According to Medvedev’s presentation, Russian gas exports to Europe would grow to 220 bcm annually by 2015, i.e., some 40 bcm above the plateau level of 2007 and 2008 (now declining). Even if it materializes, however, an increase by 40 bcm would still be less than Nord Stream’s promised deliveries of 55 bcm per year and it would not leave anything for South Stream.
Hypothetically, Russia could feed this pipeline by diverting some volumes from Ukrainian transit pipelines into South Stream. This option was being discussed theoretically even before the January 2009 Russia-Ukraine gas conflict. Gazprom can be expected to consider this non-Ukrainian export route more seriously in the wake of that conflict. Nevertheless, Russian officials claim that Nord Stream and South Stream are intended for new gas flows, not for volumes diverted from the Ukrainian system.
This intention seems real enough with regard to Nord Stream and uncertain regarding the South Stream project. Russia seeks to multiply its options for export routes including Ukraine and would even build surplus transport capacity to that end. Should Moscow succeed in forming a consortium to control Ukraine’s transit system, South Stream would no longer be of much value to Russia as a solution to bypass Ukraine. Pending an outcome of the consortium issue in Ukraine and in Brussels (all of which may take time), Moscow is considering yet another option, namely a return to the Blue Stream Two project. This could nullify South Stream while also checkmating (as would South Stream) the Western-backed Nabucco project.

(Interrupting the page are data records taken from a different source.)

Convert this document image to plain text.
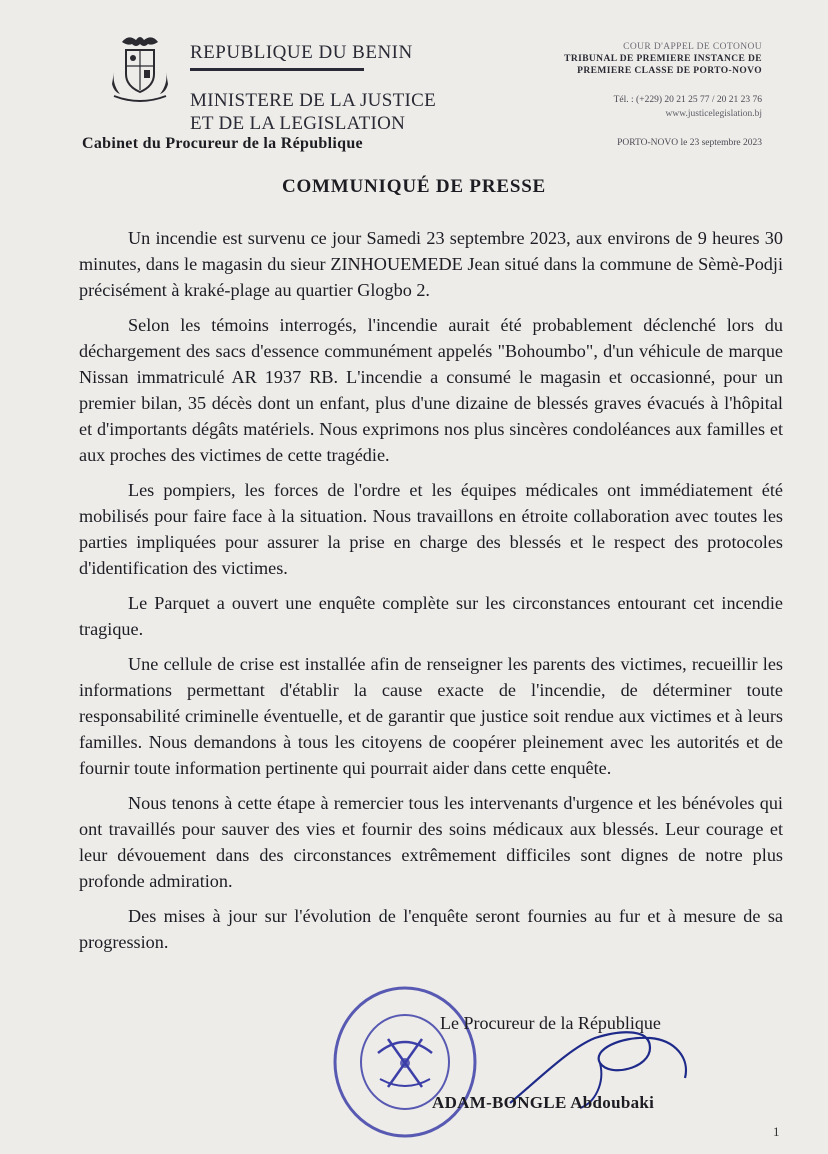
REPUBLIQUE DU BENIN
MINISTERE DE LA JUSTICE
ET DE LA LEGISLATION
Cabinet du Procureur de la République
COUR D'APPEL DE COTONOU
TRIBUNAL DE PREMIERE INSTANCE DE
PREMIERE CLASSE DE PORTO-NOVO
Tél. : (+229) 20 21 25 77 / 20 21 23 76
www.justicelegislation.bj
PORTO-NOVO le 23 septembre 2023
COMMUNIQUÉ DE PRESSE

Un incendie est survenu ce jour Samedi 23 septembre 2023, aux environs de 9 heures 30 minutes, dans le magasin du sieur ZINHOUEMEDE Jean situé dans la commune de Sèmè-Podji précisément à kraké-plage au quartier Glogbo 2.

Selon les témoins interrogés, l'incendie aurait été probablement déclenché lors du déchargement des sacs d'essence communément appelés "Bohoumbo", d'un véhicule de marque Nissan immatriculé AR 1937 RB. L'incendie a consumé le magasin et occasionné, pour un premier bilan, 35 décès dont un enfant, plus d'une dizaine de blessés graves évacués à l'hôpital et d'importants dégâts matériels. Nous exprimons nos plus sincères condoléances aux familles et aux proches des victimes de cette tragédie.

Les pompiers, les forces de l'ordre et les équipes médicales ont immédiatement été mobilisés pour faire face à la situation. Nous travaillons en étroite collaboration avec toutes les parties impliquées pour assurer la prise en charge des blessés et le respect des protocoles d'identification des victimes.

Le Parquet a ouvert une enquête complète sur les circonstances entourant cet incendie tragique.

Une cellule de crise est installée afin de renseigner les parents des victimes, recueillir les informations permettant d'établir la cause exacte de l'incendie, de déterminer toute responsabilité criminelle éventuelle, et de garantir que justice soit rendue aux victimes et à leurs familles. Nous demandons à tous les citoyens de coopérer pleinement avec les autorités et de fournir toute information pertinente qui pourrait aider dans cette enquête.

Nous tenons à cette étape à remercier tous les intervenants d'urgence et les bénévoles qui ont travaillés pour sauver des vies et fournir des soins médicaux aux blessés. Leur courage et leur dévouement dans des circonstances extrêmement difficiles sont dignes de notre plus profonde admiration.

Des mises à jour sur l'évolution de l'enquête seront fournies au fur et à mesure de sa progression.

Le Procureur de la République
ADAM-BONGLE Abdoubaki
1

Originally proposed by Gazprom several years ago, and negotiated until 2006 with several interested governments, Blue Stream Two was to prolong the Blue Stream One pipeline, which now runs from Russia to Turkey on the seabed of the Black Sea. The prolongation overland was to follow approximately the same route as the rival, Western-backed Nabucco pipeline, from Turkey to Austria. The Kremlin dropped Blue Stream Two and introduced South Stream in 2007, so as to bypass Turkey via the Black Sea en route to Europe, rather than deal with Turkey as a transit country. Influential elements in the Turkish government seek a return to Blue Stream Two, as Turkey’s Moscow ambassador Halil Akinji stated with unusual candor on the eve of Minister of Foreign Affairs Ali Babacan’s visit to Moscow (Interfax, February 5).
In current circumstances, Moscow’s preferred solution may well be a return to Blue Stream Two. The South Stream project is proving too ambitious on all counts, unbankable in Europe and unsourceable with Russian gas to the declared volume. Blue Stream Two, however, would enable Gazprom to plug into the Nabucco project in Turkey and use as much as half of Nabucco’s capacity for Russian gas exports (most likely originating in or swapped with Turkmenistan). This option is being discussed as unifying South Stream and Nabucco or as sharing Nabucco’s capacity with Gazprom. In this scenario, Russia hopes to receive that additional transport capacity built with European subsidies, hijack the Nabucco project to invert its rationale, increase Gazprom’s market share in Europe, and still bypass Ukraine through Blue Stream Two.